The module is targeted for fitness trackers and other wearables. General Vision’s IP optimizes the analysis of the sensor data in systems, enabling fast identification of actions and motions.
Others are making progress in more traditional computing applications. In 2013, for example, the European Union launched the Human Brain Project, an effort to gain a better understanding of the brain. As part of this effort, the project is developing two neuromorphic computing platforms.
The goal of these projects is to accelerate machine learning times in high-end systems. One project, dubbed SpiNNaker, is a massively-parallel computer architecture based on 1,036,800 ARM9-based cores.
Meanwhile, the second project, called BrainScaleS, aims to develop a 180nm chip with 512 neurons and 131,072 synapses. The BrainScaleS project also involves a chip based on mixed-signal technology. “A mixed-signal approach combines space and energy efficient local analog computing with the scalability of a binary system,” said Karlheinz Meier, a co-leader of the project.
Meanwhile, IBM is going down the digital path. Last year, IBM rolled out TrueNorth, a chip that consists of 1 million neurons, 256 million synapses and 4,096 parallel cores. The 5.4 billion transistor device is based on SRAM and a 28nm process from Samsung.
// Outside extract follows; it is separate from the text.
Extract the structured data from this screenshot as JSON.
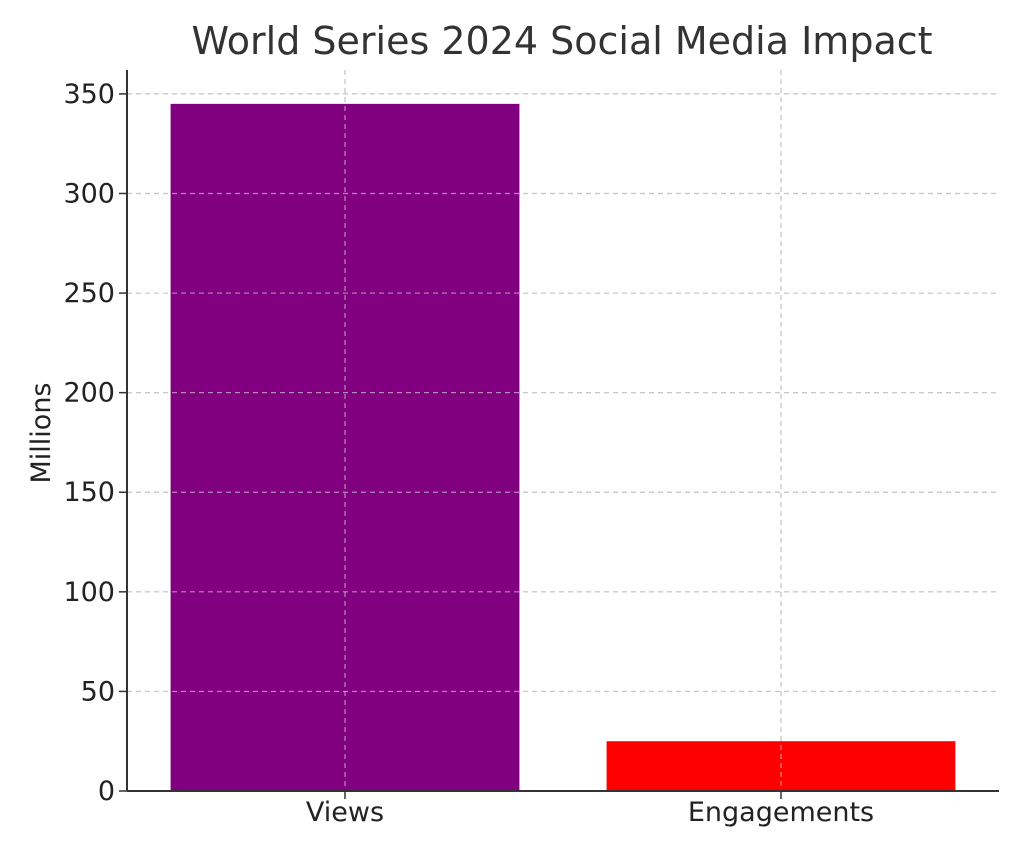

In addition, IBM is also exploring the idea of migrating from SRAM to phase-change memory. This architecture is potentially 25 times faster at lower power than systems based on traditional GPUs, according to IBM. “It’s going to be difficult for any nonvolatile memory element to have the performance of SRAM. There will always be a place for SRAM, but SRAM is area hungry,” IBM Research’s Burr said. “One of the nice things with phase-change is that it has a huge range of resistive states, from very resistive to quite conductive. So when you want it as an analog element, it’s very attractive.
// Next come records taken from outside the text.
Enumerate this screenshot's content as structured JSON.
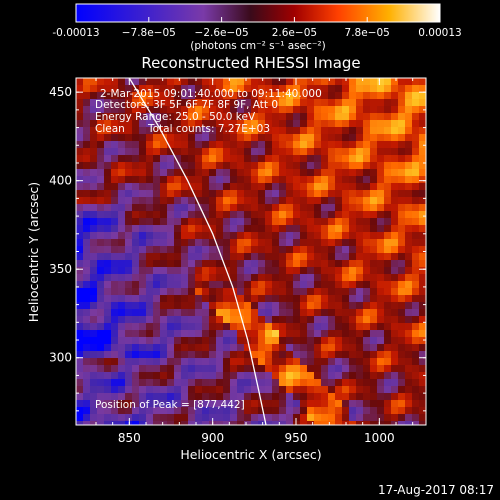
{
  "chart_data": {
    "type": "heatmap",
    "title": "Reconstructed RHESSI Image",
    "xlabel": "Heliocentric X (arcsec)",
    "ylabel": "Heliocentric Y (arcsec)",
    "xlim": [
      818,
      1028
    ],
    "ylim": [
      262,
      458
    ],
    "x_ticks": [
      {
        "value": 850,
        "label": "850"
      },
      {
        "value": 900,
        "label": "900"
      },
      {
        "value": 950,
        "label": "950"
      },
      {
        "value": 1000,
        "label": "1000"
      }
    ],
    "y_ticks": [
      {
        "value": 300,
        "label": "300"
      },
      {
        "value": 350,
        "label": "350"
      },
      {
        "value": 400,
        "label": "400"
      },
      {
        "value": 450,
        "label": "450"
      }
    ],
    "colorbar": {
      "range": [
        -0.00013,
        0.00013
      ],
      "ticks": [
        {
          "value": -0.00013,
          "label": "-0.00013"
        },
        {
          "value": -7.8e-05,
          "label": "−7.8e−05"
        },
        {
          "value": -2.6e-05,
          "label": "−2.6e−05"
        },
        {
          "value": 2.6e-05,
          "label": "2.6e−05"
        },
        {
          "value": 7.8e-05,
          "label": "7.8e−05"
        },
        {
          "value": 0.00013,
          "label": "0.00013"
        }
      ],
      "unit_label": "(photons cm⁻² s⁻¹ asec⁻²)"
    },
    "annotations": {
      "time_range": "2-Mar-2015 09:01:40.000 to 09:11:40.000",
      "detectors": "Detectors: 3F 5F 6F 7F 8F 9F, Att 0",
      "energy": "Energy Range: 25.0 - 50.0 keV",
      "method": "Clean",
      "total_counts": "Total counts: 7.27E+03",
      "peak": "Position of Peak = [877,442]"
    },
    "peak_position": [
      877,
      442
    ],
    "limb_curve": [
      [
        850,
        458
      ],
      [
        868,
        430
      ],
      [
        885,
        400
      ],
      [
        900,
        370
      ],
      [
        912,
        340
      ],
      [
        921,
        310
      ],
      [
        928,
        280
      ],
      [
        932,
        262
      ]
    ],
    "timestamp": "17-Aug-2017 08:17",
    "grid": false
  },
  "colors": {
    "background": "#000000",
    "text": "#ffffff",
    "limb": "#ffffff",
    "colormap": [
      "#0000ff",
      "#4a2aa6",
      "#7a3aa0",
      "#6a0a0a",
      "#c41a00",
      "#ff6a00",
      "#ffc020",
      "#ffff90"
    ]
  }
}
“By performing computation at the location of data, non-von Neumann computing ought to provide power and speed benefits. For one such non–von Neumann approach, on-chip training of large-scale artificial neural networks using nonvolatile memory-based synapses viability will require at least two things,” Burr said. “First, despite the inherent imperfections of nonvolatile memory devices, such as phase-change memory or resistive RAM, (they) must achieve competitive performance levels versus artificial neural networks trained using CPUs or GPUs. Second, the benefits of performing computation at the data must confer a decided advantage in either training, power or speed or preferably both.”
In any case, the question is clear: “Where is the technology heading?”
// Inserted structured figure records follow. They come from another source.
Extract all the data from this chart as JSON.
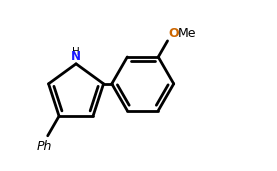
{
  "bg_color": "#ffffff",
  "line_color": "#000000",
  "N_color": "#1a1aff",
  "OMe_O_color": "#cc6600",
  "line_width": 2.0,
  "figsize": [
    2.77,
    1.71
  ],
  "dpi": 100,
  "xlim": [
    0.05,
    2.72
  ],
  "ylim": [
    0.22,
    1.68
  ]
}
“Machine learning exists today,” Burr said. “We realize that it’s not enough. We would like to have machines that learn from their own experiences. Beyond that, we are at the beginning of transcending from machine learning and driving towards machine intelligence.”
For this, the industry could go in several directions. In the near-term, companies will continue to use today’s systems.
Long term? The industry may use traditional chips. “There is also a possibility that technologies like TrueNorth will lead to things that are non-von Neumann hardware,” Burr said. “That may accelerate machine learning. Five years from now, we will know whether it will happen or not.”